URL record (recordType: "url", only when emitUrls: true)

{
"recordType": "url",
"url": "https://www.bbc.com/news/articles/c-12345",
"domainHost": "www.bbc.com",
"sitemapUrl": "https://www.bbc.com/sitemaps/news/sitemap.xml",
"lastmod": "2024-12-15",
"changefreq": "hourly",
"priority": 0.8,
"hreflang": [{"lang": "en-GB", "href": "https://www.bbc.com/news/articles/c-12345"}],
"scrapedAt": "2024-12-16T14:23:11+00:00"
}

Output fields

  • recordType"sitemap" for sitemap-file records (always emitted), or "url" for per-URL records (only when emitUrls: true).
  • url — absolute URL of the sitemap (or the URL referenced inside a sitemap, when recordType: "url").
  • domainHost — parsed hostname of url (handy for grouping records by site when ingesting from multiple runs).
  • type"sitemap" (a <urlset>), "sitemap_index" (a <sitemapindex> of child sitemaps), or "txt" (plain-text sitemap with one URL per line). Sitemap records only.
  • httpStatus — HTTP status code returned (200 = success). Sitemap records only.
  • contentTypeContent-Type header value (without charset). Sitemap records only.
  • byteCount — response body size in bytes. Sitemap records only.
  • urlCount — number of URL entries found inside the sitemap (or child sitemap links inside an index). Sitemap records only.
  • isCompressedtrue when the body is gzipped (e.g. .xml.gz paths). Sitemap records only.
  • lastmod — first <lastmod> value found in the sitemap, or the per-URL <lastmod> when recordType: "url".
  • discoveredVia"robots.txt", "common-path", or "sitemap-index" (parent index pointed here). Sitemap records only.
  • sitemapUrl — (URL records only) URL of the sitemap that contained this URL.
  • changefreq / priority / hreflang — (URL records only) standard sitemap fields when present.
  • scrapedAt — ISO-8601 timestamp of the discovery.

When to use this

  • Before crawling — feed the discovered sitemap URLs into a downstream crawler so you scrape only what's listed instead of guessing internal links.
  • SEO audits — confirm a site has a sitemap, that it points to the right pages, and that index files aren't broken.
  • Competitive research — measure how many URLs a site exposes, broken down by sitemap type (news / video / image / page).
  • Content migration — get a complete inventory of URLs declared by the source site.

FAQ

Does it need cookies, login, or a proxy? No. Sitemaps are public assets, designed to be machine-readable. The actor uses curl_cffi with a Chrome User-Agent and connects directly.

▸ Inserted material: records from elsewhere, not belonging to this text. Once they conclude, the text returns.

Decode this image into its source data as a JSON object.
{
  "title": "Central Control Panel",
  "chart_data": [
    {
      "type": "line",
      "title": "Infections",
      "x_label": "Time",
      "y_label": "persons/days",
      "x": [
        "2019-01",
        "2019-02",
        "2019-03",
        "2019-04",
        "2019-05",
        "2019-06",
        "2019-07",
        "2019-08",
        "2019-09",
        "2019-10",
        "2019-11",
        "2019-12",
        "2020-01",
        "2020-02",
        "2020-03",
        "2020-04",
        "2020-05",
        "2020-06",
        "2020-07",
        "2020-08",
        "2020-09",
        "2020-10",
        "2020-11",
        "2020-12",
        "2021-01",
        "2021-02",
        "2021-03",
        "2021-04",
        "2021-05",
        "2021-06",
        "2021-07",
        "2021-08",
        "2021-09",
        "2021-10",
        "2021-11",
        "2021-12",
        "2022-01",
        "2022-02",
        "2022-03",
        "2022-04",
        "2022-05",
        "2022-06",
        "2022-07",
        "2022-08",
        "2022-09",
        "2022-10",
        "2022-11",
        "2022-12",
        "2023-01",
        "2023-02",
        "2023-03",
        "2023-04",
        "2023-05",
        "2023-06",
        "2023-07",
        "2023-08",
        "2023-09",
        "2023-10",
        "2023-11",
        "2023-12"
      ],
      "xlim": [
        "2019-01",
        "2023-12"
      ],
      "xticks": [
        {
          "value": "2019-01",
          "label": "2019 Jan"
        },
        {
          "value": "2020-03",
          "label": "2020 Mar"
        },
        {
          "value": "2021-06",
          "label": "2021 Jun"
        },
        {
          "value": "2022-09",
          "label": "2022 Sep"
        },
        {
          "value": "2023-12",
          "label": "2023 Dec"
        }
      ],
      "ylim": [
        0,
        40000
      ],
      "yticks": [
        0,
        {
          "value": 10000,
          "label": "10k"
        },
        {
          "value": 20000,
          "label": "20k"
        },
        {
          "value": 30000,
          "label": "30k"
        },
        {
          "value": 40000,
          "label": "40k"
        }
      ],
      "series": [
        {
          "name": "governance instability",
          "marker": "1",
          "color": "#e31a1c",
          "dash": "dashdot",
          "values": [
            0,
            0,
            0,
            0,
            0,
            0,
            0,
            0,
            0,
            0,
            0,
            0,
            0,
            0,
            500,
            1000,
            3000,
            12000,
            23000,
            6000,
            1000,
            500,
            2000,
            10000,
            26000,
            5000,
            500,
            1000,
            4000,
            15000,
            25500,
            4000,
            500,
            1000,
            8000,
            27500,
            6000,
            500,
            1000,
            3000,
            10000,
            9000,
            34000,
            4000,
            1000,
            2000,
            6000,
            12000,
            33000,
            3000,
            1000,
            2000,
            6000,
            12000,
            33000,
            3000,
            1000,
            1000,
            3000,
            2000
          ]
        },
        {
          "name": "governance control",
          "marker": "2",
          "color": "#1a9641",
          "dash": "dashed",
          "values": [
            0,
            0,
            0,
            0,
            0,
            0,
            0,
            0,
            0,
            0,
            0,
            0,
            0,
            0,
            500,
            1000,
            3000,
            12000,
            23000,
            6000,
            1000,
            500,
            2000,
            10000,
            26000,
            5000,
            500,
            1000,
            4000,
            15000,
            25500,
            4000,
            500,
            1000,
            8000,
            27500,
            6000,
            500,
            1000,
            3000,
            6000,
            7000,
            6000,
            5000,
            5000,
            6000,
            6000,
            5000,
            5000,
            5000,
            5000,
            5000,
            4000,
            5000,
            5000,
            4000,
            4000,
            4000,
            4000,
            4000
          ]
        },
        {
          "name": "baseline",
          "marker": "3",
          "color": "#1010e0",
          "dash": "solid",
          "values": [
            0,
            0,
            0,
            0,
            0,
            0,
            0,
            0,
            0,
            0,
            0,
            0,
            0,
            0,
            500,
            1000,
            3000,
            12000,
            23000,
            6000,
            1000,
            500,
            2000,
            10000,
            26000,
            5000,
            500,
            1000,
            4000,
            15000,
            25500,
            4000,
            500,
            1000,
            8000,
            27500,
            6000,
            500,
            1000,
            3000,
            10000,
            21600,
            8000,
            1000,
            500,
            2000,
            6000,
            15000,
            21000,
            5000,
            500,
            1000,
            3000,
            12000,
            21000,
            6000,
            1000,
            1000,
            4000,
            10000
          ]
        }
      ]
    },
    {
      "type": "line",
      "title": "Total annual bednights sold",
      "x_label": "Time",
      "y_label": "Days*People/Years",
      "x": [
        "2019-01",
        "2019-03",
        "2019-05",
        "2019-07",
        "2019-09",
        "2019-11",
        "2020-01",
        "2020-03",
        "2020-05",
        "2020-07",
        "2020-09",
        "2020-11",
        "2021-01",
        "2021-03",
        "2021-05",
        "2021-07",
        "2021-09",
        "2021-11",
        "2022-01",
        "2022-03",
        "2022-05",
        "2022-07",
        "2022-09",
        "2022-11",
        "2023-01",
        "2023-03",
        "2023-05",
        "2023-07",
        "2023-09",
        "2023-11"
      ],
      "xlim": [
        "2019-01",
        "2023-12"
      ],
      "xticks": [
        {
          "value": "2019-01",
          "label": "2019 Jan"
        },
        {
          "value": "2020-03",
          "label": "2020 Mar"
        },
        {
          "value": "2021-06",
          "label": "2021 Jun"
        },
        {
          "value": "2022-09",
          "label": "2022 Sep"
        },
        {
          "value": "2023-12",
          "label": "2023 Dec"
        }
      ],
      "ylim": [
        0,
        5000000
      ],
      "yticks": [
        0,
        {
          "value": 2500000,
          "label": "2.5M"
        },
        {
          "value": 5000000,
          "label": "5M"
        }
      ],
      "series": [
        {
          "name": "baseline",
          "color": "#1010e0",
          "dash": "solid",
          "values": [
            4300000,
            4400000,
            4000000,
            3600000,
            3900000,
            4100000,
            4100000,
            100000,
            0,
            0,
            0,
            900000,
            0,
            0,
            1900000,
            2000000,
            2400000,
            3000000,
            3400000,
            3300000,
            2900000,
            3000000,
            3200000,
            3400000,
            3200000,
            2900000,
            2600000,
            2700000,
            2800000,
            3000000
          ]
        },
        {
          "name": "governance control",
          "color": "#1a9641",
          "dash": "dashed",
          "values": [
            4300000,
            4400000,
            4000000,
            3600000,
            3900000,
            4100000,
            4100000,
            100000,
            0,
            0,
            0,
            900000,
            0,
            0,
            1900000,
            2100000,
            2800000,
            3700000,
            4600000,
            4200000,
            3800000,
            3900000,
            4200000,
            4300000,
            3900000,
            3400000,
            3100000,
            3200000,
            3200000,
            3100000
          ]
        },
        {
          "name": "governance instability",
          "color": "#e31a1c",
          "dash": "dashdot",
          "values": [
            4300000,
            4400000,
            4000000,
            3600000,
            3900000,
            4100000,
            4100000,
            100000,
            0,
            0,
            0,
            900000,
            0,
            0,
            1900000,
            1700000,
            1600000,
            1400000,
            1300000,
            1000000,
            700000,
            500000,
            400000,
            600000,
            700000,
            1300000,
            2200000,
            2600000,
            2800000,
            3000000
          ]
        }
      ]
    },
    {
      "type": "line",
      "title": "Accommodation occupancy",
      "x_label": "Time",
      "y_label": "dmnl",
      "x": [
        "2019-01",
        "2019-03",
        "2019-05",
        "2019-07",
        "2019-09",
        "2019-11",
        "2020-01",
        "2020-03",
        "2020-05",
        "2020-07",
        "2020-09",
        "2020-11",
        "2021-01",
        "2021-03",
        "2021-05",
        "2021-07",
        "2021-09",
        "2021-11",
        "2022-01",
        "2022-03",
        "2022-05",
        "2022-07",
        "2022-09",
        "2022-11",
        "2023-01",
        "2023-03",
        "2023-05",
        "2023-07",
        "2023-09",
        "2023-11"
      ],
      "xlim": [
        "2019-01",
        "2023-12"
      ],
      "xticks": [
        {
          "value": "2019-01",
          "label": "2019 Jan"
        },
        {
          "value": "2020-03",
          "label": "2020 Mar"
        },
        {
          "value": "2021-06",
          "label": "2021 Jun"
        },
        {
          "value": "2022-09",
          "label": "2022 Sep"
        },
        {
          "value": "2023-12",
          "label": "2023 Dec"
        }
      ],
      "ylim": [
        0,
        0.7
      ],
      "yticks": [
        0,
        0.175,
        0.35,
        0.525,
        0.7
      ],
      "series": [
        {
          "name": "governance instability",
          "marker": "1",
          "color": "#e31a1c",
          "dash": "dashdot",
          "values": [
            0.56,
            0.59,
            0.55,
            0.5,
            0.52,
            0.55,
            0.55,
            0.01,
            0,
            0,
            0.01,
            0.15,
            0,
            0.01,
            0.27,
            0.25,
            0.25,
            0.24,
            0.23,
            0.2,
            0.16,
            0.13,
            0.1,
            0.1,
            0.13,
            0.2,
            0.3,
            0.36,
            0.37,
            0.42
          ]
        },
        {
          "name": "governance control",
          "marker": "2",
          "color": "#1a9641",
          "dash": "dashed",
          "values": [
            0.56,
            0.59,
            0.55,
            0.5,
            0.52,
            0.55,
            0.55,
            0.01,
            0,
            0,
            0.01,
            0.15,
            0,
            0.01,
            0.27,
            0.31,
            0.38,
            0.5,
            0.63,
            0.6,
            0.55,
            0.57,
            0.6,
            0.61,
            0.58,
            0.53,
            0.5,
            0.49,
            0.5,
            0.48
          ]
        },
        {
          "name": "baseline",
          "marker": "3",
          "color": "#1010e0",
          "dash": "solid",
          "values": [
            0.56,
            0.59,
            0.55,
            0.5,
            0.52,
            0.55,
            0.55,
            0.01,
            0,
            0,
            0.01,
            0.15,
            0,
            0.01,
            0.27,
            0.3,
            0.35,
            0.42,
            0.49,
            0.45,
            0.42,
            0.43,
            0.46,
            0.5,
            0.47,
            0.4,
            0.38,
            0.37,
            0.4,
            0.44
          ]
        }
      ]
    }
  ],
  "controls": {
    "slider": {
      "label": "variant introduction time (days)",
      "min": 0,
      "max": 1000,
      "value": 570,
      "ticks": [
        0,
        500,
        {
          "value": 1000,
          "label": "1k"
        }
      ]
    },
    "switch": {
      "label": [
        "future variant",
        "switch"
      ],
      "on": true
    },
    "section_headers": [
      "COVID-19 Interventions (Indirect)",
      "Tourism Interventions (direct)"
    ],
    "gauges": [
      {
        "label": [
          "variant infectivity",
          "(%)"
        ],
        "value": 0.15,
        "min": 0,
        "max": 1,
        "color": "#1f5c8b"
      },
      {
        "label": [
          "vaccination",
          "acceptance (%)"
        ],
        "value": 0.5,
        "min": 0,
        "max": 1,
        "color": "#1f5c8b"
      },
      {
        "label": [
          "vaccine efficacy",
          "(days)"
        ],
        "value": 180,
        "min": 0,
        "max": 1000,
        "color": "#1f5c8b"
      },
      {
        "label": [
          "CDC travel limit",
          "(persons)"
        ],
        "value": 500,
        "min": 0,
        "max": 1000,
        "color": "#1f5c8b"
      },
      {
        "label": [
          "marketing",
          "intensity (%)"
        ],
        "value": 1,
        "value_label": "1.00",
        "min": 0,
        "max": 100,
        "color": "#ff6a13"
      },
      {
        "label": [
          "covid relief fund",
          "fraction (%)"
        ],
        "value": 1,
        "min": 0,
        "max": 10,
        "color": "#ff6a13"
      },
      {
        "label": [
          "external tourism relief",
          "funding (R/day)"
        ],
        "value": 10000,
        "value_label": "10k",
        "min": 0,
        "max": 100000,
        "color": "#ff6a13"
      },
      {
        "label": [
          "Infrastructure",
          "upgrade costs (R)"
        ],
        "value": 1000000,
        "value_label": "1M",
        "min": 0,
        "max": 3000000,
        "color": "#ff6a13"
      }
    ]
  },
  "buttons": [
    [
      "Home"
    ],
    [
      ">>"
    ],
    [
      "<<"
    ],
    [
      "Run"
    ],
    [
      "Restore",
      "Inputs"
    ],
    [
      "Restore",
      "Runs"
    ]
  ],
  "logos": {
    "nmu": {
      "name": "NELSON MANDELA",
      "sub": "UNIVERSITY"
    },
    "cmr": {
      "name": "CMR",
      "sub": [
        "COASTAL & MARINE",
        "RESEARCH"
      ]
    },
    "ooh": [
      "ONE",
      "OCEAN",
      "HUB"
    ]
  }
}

What if the site has no sitemap at all? The actor emits a single record {"type": "sitemap_sniffer_error", "reason": "no_sitemaps_found"} with a hint to check robots.txt manually. The run still completes successfully — empty datasets are not treated as failures.

Does it handle gzipped sitemaps? Yes. .xml.gz files are transparently decompressed in-memory before parsing.

How does it handle giant sites with thousands of sitemap files? maxSitemaps (default 50, max 1000) caps the run. The actor probes in priority order: robots.txt directives first, then the most common paths, then sitemap-index children. You'll get the most useful sitemaps first even if the cap stops the run early.

Can I get the URLs inside each sitemap? Yes — set emitUrls: true and the actor will also push one record per URL inside each discovered sitemap, with lastmod, changefreq, priority, and hreflang when present. maxUrls caps the total (default 10,000). Use recordType: "sitemap" vs recordType: "url" to disambiguate the two record shapes.

Is it safe to run on any website? Yes — the actor only fetches robots.txt and 16 well-known public paths. It makes at most ~17 requests on initial probe, plus one per sitemap-index child if followIndexes is enabled. No login pages, no admin paths, no API endpoints.